You need academia to be on board, since that is where the talent is growing, and for corporates to realize that if they do not partner with startups, they can get disrupted very quickly and easily. There is a saying that “if you are not at the table, you are on the menu.” It is so simple yet true.
Look at Nokia for example, ten years ago, they were the No. 1 phone maker, but this has changed now. Big corporates can be disrupted very rapidly and they really have to realize that.
Do you think the need to partner with startups is reinforced by rising technologies?
Of course, 100%. I was recently speaking in Zurich with a number of corporations on the panel, and I said that the problem in corporates often is that the highest leadership does not realize the importance of partnering with startups. They could be very slow in decision making.

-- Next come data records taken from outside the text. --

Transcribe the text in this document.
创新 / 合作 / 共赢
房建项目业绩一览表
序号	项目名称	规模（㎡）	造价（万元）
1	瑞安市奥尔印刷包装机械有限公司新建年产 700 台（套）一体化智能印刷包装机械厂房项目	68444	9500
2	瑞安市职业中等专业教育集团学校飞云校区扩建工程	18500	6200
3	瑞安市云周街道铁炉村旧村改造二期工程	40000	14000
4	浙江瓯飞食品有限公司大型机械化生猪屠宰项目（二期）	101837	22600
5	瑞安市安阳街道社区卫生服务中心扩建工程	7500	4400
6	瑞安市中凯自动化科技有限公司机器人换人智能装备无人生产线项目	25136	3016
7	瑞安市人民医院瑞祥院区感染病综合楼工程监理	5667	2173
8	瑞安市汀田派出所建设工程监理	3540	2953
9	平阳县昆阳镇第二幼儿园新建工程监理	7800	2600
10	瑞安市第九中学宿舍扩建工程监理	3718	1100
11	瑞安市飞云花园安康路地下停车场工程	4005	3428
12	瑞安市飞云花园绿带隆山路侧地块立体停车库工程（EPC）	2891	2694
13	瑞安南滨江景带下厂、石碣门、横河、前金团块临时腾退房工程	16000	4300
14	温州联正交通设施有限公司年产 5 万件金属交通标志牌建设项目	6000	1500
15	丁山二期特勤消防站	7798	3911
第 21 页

Both governments and corporates need to support startups and offer them an opportunity to test their products.
I have worked on building government and corporate innovation and ecosystems in Riyadh, Saudi Arabia, with Misk through a number of accelerators and investments in education as well as accelerator management training. I was in charge of the MENA region and Russia, which was building an accelerator with Sberbank, the largest bank in Russia.
Now, what I would like to do is to bring Europe and the Middle East closer together.
What do you think is most important in personal and business growth?
For personal growth, it is so important to get out of your comfort zone. It may sound cliché, since everybody says that, but it is really true. When you start feeling comfortable, you are not growing anymore. It is really important to kind of leap into the unknown, which is scary at first, but that is how you learn to fly and get higher.
How do you think Saudi Arabia, Egypt, and the UAE can collaborate their efforts to support startups?
In terms of coordinating regulations, it has to start from the highest level of course. Governments have to realize that we need to start this cross-border collaboration.
Saudi Arabia and the UAE are already working on making it easier for startups to move from one country to another. When I built my startup in the UAE it was very difficult to move to another market. In order for startups to thrive in this region, we really need to make sure that we make those cross-border opportunities easier, because otherwise, it is very difficult if you have to start all over in every country.
In Egypt, there is definitely a lot of talent with the largest population in the Middle East, bringing several advantages to it.
From your perspective, are there frameworks applied internationally that we can learn from?
In Europe, Paris overtook Berlin in terms of the entrepreneurial ecosystems. I think President Emmanuel Macron was very smart in setting up certain invectives for startups. France made it easier for talent to get visas and changed certain regulations.
We can do this here in the region, by making it easier for startups and talents to move and allowing for an easier capital flow.
How can more startups in the region share their own experience, challenges, and success stories?
I think through events like this. The RiseUp Summit is a platform for startups that are already successful and perhaps are looking for more funding, as well as other startups that are just in their beginnings, like the ones exhibiting. They have access to talk to more experienced startups and learn from them.
Recently, we had great stories with Uber acquiring Careem and Amazon acquiring Souq. This encourages the local ecosystem.
For the next step, I think we need more innovation in addressing local issues. I feel a startup will be most successful if it solves a real challenge. What is a real challenge in the region? The unbanked, which is why fintech could be huge here. Mobility, because of the large population and traffic. The salination in other parts of the region, so, farming solutions could help provide for the region and reduce food imports. That is why startups need to focus on solving the real issues here.